Gathering Intelligence Through Human Interaction
The most valuable market information lives in conversations. SOURCE is about learning to access it.
Business development professionals, sales directors, strategy and market intelligence teams, senior managers, and anyone whose work requires them to gather accurate, relevant information through direct interaction with people — clients, prospects, partners, suppliers, competitors, or industry figures. SOURCE is also relevant for CI practitioners who want to develop the human collection dimension of their organization's intelligence capability, and for anyone who has completed SHIELD or SENTINEL and wants to understand the offensive dimension of the same skill set.

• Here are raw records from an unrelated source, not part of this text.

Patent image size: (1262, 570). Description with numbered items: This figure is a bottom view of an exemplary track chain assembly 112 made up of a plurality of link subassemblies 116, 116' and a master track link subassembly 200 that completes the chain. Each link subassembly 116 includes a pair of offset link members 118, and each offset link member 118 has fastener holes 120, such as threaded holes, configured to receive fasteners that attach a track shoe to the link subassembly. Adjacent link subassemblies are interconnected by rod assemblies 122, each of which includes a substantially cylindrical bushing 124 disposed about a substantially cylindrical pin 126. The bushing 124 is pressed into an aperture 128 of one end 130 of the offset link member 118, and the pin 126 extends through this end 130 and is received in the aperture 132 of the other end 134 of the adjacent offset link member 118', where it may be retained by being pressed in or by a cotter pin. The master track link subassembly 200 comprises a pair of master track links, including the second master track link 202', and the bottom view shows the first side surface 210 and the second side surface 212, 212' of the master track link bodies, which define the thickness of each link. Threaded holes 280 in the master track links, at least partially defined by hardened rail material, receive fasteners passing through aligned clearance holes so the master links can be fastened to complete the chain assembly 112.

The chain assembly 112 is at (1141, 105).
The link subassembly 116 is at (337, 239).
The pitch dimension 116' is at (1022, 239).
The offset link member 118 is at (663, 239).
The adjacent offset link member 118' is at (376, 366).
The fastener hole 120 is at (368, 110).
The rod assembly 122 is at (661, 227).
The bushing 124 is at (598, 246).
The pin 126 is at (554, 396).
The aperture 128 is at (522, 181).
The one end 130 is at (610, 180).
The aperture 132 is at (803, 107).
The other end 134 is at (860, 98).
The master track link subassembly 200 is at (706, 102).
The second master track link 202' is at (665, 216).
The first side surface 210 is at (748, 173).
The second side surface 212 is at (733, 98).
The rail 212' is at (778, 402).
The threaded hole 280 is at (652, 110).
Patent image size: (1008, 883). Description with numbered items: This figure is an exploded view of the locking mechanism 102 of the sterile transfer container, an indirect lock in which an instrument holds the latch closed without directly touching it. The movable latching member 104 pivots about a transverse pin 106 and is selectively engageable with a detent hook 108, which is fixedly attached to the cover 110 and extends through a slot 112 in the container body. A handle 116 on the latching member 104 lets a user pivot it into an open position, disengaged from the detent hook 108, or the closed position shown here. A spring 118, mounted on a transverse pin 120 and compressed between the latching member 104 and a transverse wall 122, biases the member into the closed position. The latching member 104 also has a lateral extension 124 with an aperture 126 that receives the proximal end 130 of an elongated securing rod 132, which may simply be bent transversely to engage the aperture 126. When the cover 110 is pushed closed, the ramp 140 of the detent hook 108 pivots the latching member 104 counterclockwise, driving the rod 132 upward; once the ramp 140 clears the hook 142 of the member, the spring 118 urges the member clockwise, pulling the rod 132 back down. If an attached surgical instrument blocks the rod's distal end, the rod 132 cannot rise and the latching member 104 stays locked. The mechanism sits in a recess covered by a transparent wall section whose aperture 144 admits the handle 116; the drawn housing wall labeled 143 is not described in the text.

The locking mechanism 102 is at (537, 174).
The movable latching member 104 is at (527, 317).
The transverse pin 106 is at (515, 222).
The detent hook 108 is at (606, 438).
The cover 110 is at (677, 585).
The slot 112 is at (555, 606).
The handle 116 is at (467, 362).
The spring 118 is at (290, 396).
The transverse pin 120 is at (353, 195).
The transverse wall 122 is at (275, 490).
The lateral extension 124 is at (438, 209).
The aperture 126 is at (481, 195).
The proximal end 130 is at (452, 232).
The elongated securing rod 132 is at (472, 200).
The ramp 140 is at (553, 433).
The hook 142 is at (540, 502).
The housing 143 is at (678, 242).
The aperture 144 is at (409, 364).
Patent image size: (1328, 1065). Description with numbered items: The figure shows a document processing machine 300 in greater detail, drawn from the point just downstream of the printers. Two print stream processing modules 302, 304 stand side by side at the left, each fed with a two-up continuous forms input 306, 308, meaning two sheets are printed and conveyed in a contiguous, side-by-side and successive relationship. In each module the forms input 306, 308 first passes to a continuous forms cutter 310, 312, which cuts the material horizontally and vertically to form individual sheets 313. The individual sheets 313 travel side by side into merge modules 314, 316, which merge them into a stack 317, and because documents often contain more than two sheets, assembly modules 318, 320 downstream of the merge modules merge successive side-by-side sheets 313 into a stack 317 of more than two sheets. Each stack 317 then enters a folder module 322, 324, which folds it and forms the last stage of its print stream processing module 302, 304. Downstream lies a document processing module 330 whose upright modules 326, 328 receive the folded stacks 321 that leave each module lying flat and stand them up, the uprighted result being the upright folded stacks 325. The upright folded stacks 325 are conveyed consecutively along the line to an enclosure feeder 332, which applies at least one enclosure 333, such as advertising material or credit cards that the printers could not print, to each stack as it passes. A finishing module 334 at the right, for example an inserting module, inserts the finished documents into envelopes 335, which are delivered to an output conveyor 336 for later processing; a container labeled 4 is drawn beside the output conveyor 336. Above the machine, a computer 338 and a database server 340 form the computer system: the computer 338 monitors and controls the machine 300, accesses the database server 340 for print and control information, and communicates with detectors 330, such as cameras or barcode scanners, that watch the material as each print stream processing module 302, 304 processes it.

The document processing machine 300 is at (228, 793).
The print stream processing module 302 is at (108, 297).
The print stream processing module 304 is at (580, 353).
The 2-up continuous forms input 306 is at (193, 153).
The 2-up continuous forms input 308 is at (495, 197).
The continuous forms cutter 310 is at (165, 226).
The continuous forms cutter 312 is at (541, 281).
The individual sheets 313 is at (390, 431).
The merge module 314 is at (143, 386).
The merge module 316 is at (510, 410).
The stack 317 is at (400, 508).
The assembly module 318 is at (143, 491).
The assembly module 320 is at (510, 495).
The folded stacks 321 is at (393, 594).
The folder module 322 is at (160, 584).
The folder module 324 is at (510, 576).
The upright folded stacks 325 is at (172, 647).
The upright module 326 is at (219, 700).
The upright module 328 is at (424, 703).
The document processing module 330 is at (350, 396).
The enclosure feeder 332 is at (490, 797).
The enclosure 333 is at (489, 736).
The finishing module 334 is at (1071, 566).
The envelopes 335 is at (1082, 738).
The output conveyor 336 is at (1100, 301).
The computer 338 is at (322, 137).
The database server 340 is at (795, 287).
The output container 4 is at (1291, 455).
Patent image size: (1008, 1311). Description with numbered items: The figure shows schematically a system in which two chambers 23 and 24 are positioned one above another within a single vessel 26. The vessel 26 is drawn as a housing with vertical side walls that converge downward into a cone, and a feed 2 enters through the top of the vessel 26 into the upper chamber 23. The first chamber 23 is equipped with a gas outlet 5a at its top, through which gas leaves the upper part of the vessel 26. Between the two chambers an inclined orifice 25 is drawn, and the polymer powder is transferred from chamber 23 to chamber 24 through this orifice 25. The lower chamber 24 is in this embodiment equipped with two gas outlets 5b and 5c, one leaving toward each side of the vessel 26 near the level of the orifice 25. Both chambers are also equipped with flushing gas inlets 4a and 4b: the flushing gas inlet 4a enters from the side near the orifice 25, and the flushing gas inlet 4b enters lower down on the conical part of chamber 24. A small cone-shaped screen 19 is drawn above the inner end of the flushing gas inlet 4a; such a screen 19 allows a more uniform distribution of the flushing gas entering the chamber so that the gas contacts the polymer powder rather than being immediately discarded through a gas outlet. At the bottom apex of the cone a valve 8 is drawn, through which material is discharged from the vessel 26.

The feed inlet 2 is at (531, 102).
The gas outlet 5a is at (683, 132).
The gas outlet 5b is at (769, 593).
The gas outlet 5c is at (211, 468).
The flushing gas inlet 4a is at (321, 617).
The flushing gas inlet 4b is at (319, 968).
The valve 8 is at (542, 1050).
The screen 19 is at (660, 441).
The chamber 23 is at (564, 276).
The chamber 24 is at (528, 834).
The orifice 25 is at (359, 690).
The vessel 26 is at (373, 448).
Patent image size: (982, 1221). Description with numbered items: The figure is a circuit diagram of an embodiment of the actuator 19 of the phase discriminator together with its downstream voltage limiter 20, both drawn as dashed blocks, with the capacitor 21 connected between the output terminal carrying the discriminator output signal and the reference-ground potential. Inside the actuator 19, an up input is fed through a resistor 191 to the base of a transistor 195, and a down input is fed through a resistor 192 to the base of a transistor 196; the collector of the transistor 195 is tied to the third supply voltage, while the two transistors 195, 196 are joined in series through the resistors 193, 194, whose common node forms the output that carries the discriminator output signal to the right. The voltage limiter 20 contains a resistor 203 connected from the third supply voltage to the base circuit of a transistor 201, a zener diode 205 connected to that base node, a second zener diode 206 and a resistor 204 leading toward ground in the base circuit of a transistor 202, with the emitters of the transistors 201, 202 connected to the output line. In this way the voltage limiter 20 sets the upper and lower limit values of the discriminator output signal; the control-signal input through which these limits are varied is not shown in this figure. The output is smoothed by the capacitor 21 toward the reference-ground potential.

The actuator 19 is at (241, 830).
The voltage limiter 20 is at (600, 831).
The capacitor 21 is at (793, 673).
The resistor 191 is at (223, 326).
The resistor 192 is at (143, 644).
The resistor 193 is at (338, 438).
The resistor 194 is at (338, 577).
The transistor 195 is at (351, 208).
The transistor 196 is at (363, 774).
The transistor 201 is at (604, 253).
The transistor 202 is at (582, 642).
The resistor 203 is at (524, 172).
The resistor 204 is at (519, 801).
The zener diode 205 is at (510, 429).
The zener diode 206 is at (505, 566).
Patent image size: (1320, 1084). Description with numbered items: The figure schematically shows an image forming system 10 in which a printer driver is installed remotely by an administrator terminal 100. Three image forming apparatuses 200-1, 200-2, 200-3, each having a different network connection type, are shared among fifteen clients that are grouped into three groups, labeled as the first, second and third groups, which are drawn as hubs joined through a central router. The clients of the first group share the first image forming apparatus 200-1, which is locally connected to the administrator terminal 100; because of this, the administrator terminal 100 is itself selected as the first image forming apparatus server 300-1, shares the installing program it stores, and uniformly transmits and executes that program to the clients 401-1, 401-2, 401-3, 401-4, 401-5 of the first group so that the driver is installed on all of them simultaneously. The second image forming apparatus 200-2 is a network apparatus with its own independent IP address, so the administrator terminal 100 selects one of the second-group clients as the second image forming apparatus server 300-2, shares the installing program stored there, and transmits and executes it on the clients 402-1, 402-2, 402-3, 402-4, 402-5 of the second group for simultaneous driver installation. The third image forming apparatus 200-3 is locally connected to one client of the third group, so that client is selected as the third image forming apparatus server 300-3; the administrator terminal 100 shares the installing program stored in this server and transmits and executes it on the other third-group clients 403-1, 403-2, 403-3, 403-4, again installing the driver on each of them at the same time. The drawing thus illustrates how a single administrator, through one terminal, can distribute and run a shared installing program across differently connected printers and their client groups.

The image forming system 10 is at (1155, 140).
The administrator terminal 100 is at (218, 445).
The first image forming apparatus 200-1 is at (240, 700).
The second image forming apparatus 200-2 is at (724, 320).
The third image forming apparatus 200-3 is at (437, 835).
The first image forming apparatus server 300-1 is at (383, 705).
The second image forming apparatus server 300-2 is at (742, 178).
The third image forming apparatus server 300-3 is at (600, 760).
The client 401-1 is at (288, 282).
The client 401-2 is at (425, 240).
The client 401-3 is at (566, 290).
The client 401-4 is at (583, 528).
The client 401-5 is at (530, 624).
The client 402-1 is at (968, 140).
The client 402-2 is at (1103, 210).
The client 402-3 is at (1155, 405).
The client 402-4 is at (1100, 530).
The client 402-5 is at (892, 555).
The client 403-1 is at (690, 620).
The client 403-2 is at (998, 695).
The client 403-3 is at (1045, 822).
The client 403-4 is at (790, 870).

The program opens with why people disclose what they disclose, what drives voluntary versus involuntary disclosure, and how the conditions of a conversation determine how much information moves through it. People share information for reasons that are predictable, consistent, and largely unconscious — understanding these dynamics is the foundation of human intelligence collection.
Participants learn how to prepare for a conversation with a specific intelligence objective, how to build rapport quickly and credibly, how to use conversation structure to guide disclosure, and how to recognize and work with the psychological triggers that make people want to share. These are practical skills applicable to any professional conversation.
The program covers the principal elicitation techniques used in professional intelligence collection. Participants learn not only how to apply these techniques but how to recognize when they are being applied to them — creating a dual capability that makes SOURCE directly complementary to SHIELD and SENTINEL.
A dedicated section addresses the ethics and boundaries of human intelligence collection in business. The line between gathering intelligence and manipulating people is real and matters. SOURCE is explicit about where that line is and how to operate effectively on the right side of it.
The organizations that consistently access valuable information understand something about human interaction that most professionals have never been formally taught.
The program is substantially practical — the majority of the afternoon is devoted to exercises and scenario work. The techniques taught in SOURCE only become usable through practice, and the program is designed accordingly.